Austrian group asks to place Holocaust exhibit at Hitler birth site

Friends of Yad Vashem in Austria seeks to display information about Righteous Among the Nations at dictator’s former home, as government turns building into police station

A man points his finger at a screen showing the chosen plan for the architectural redesign of Adolf Hitler's birth house, during a press conference at the Interior ministry in Vienna, Austria on June 2, 2020. (Joe Klamar/AFP)
A man points his finger at a screen showing the chosen plan for the architectural redesign of Adolf Hitler's birth house, during a press conference at the Interior ministry in Vienna, Austria on June 2, 2020. (Joe Klamar/AFP)

Two weeks before Austrian authorities commence a much-anticipated renovation of the birth site of Nazi dictator Adolf Hitler, a local group announced Wednesday that it would like to permanently place at the house a mobile exhibit about non-Jews honored for saving Jews during World War II.

Friends of Yad Vashem in Austria made the announcement in a press conference in the city of Linz, saying it was interested in donating its exhibit about Austria’s Righteous Among the Nations, which has been traveling throughout the country for the past 10 years, Austrian media and Israel’s Kan public broadcaster reported.

The local group made the proposal on its own, without coordinating with Israel’s Yad Vashem, the national Holocaust museum and memorial based in Jerusalem.

Following years of legal wrangling, the Austrian government decided to turn the house in the northern Austrian town of Braunau Am Inn, where Hitler was born in 1889, into a police station with a human rights training center. The estate had over the years become a point of interest for neo-Nazis, and the government took control of the dilapidated building in 2016 to change that.

However, Kan quoted local resident Eveline Doll, one of the leaders of the initiative to bring the Yad Vashem exhibit to the building, as saying: “Police is a negative symbol. Of course, the Austrian police today is very different from back then, but the symbolism here is glaring.”

Doll dismissed authorities’ claim that the building would house a human rights center, claiming that it was too small to host such an institution, as well as a police station.

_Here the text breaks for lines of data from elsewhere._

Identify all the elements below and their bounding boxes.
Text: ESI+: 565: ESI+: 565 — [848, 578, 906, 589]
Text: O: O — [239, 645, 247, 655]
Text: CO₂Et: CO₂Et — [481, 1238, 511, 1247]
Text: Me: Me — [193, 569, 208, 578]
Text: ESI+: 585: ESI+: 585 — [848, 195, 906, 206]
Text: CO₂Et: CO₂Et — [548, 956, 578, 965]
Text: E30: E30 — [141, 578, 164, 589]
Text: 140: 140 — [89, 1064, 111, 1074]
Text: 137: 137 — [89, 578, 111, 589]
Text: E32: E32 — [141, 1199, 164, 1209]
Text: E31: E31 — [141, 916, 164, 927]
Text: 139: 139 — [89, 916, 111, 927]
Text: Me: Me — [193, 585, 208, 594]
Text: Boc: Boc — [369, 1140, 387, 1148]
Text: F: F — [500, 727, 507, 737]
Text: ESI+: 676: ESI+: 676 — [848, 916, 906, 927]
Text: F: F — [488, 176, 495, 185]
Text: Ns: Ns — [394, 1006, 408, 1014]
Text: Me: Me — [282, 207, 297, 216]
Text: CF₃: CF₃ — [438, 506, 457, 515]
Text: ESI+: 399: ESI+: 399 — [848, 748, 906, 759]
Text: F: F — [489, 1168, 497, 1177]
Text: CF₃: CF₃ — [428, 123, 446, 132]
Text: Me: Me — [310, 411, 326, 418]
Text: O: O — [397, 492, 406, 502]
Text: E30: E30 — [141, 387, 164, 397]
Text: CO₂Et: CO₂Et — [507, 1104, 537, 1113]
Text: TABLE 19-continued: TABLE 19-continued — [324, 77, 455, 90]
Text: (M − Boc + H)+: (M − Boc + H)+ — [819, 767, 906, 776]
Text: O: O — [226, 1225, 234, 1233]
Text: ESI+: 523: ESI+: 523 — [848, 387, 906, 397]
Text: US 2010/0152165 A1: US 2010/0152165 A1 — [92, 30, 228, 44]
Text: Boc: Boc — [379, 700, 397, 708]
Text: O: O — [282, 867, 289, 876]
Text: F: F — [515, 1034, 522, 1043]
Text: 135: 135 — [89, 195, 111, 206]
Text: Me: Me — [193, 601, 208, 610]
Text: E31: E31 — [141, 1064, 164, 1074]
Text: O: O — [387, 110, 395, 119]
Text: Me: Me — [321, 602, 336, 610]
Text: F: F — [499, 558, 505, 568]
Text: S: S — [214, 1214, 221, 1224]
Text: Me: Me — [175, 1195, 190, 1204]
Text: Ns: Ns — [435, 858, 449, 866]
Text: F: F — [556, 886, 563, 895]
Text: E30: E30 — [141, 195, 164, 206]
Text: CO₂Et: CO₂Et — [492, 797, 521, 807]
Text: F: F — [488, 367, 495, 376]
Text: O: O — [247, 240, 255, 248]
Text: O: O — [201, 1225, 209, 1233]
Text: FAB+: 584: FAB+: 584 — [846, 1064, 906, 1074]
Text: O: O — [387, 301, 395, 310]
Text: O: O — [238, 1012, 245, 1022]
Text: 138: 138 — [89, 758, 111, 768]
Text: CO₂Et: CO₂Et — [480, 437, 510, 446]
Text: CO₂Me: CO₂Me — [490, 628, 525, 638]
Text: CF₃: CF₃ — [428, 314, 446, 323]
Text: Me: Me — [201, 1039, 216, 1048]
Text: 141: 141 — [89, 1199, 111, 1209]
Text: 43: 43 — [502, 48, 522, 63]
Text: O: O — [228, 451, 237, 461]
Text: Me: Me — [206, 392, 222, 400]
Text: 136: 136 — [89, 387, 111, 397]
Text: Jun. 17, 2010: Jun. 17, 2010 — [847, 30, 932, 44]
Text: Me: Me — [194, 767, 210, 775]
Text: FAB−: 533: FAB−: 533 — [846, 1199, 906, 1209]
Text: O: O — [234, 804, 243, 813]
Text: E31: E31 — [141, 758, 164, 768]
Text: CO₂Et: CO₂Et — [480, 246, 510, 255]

Austria’s Interior Ministry did not respond to a request that it halt the renovation, and suggested that the Holocaust display be exhibited at different police stations. Friends of Yad Vashem in Austria rejected the proposal, Kan reported.

Yad Vashem in Israel said the proposal was the Austrian branch’s initiative and had “good intentions,” but that the Holocaust center in Israel was not involved.

Austria’s Interior Ministry said last month that the house’s redesign will start on October 2.

The plan had already stoked controversy, after Austrian director Guenter Schwaiger, who is due to release a documentary about the house in late August, said the ministry’s plans for the house’s future use will “always be suspected” of being “in line with the dictator’s wishes.”

As evidence, Schwaiger cited the discovery of a local newspaper article from May 10, 1939, which stated that it was Hitler’s wish to have his birth house converted into offices for the district authorities.

The controversial redesign of the 800-square-meter (8,600-square-feet) corner house is currently estimated to cost some 20 million euros ($21.76 million) and is expected to be completed by 2025.

The police station is to become operational by 2026.

Although Hitler only spent a short time at the property, it has continued to draw Nazi sympathizers from around the world.

Germany annexed Austria in 1938, and although many top Nazis from Hitler downward were Austrians, historians say the small Alpine country was slow to acknowledge for many years its shared responsibility for the Holocaust and the other crimes of the Nazis before and during World War II.